Su oficio de artesana es antiguo y ancestral: fabrica comales orejones de barro, de buena calidad, según los entendidos.
Es silenciosa, apacible y contemplativa: le gusta oler el paso de las estaciones, ver las puestas de un sol siempre rojo, escuchar los sonidos de animales silvestres, gustar las frutas que prodiga la biodiversidad selvática a lo largo de los meses, sentir el siniestro silbido del viento que atraviesa árboles de hojas crujientes.
“Sí, bajo a los pueblos, a las fiestas, para vender”, explica, para disipar un poco su imagen antisocial. Una artesanía de estas exige paciencia, añade solemne. “Sino me cree, pregúntele a la chamaca”, sugiere, mientras su nieta Zósima –etimológicamente, “aquella que está llena de vida”; qué nombre griego para una morena zapoteca– la observa atenta y sonriente.
Las secas son difíciles, porque la tierra –el barro– está dura. “Pero es mejor aquí que en el pueblo; allá hay que trabajar todos los días, acá le doy dos días y tengo para toda la semana.
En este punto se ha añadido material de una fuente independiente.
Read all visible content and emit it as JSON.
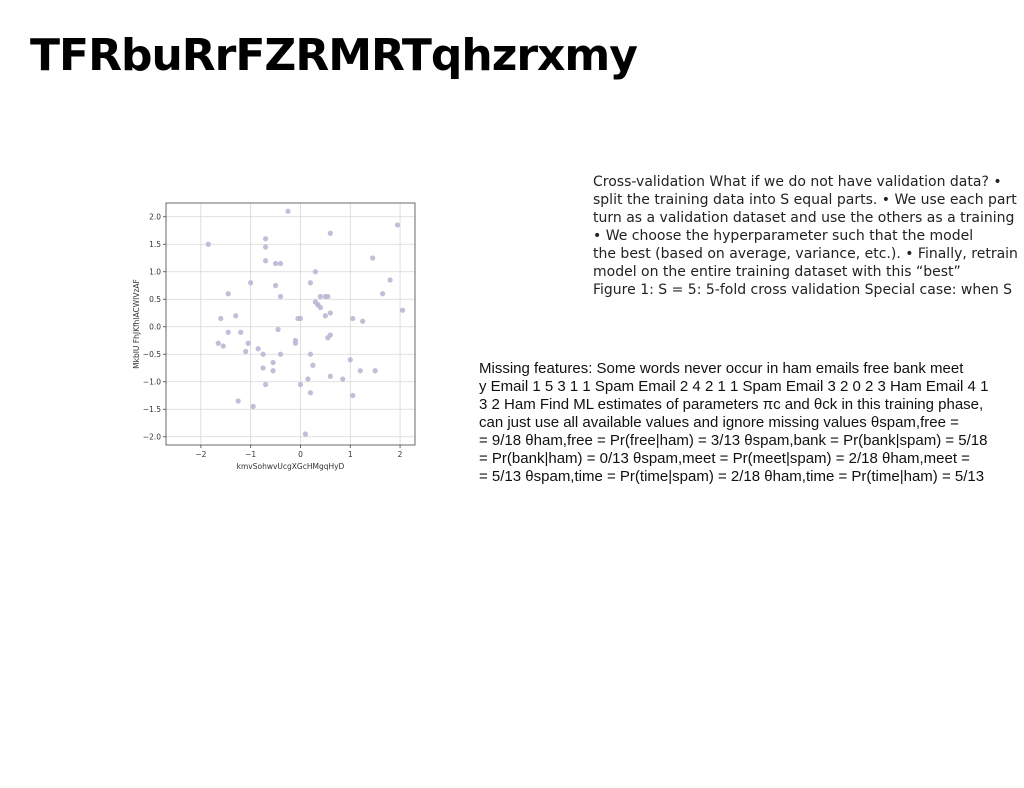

Pero no crea que estoy en mi casa durmiendo, mire, yo voy por mi leña, yo voy por mi agua…”.
Doña Magdalena vende piezas a los extraños, despide a la nieta, y manda parabienes a sus demás familiares por medio de la esposa de su nieto, Angélica –etimológicamente, “la que trae un mensaje de Dios”, qué nombre griego para una madre zapoteca casi adolescente–. Luego se sumerge en su cabaña de ramas a escuchar los silencios inhumanos de la floresta, mientras el regreso a la aldea regala a sus visitantes otro gratuito tormento solar.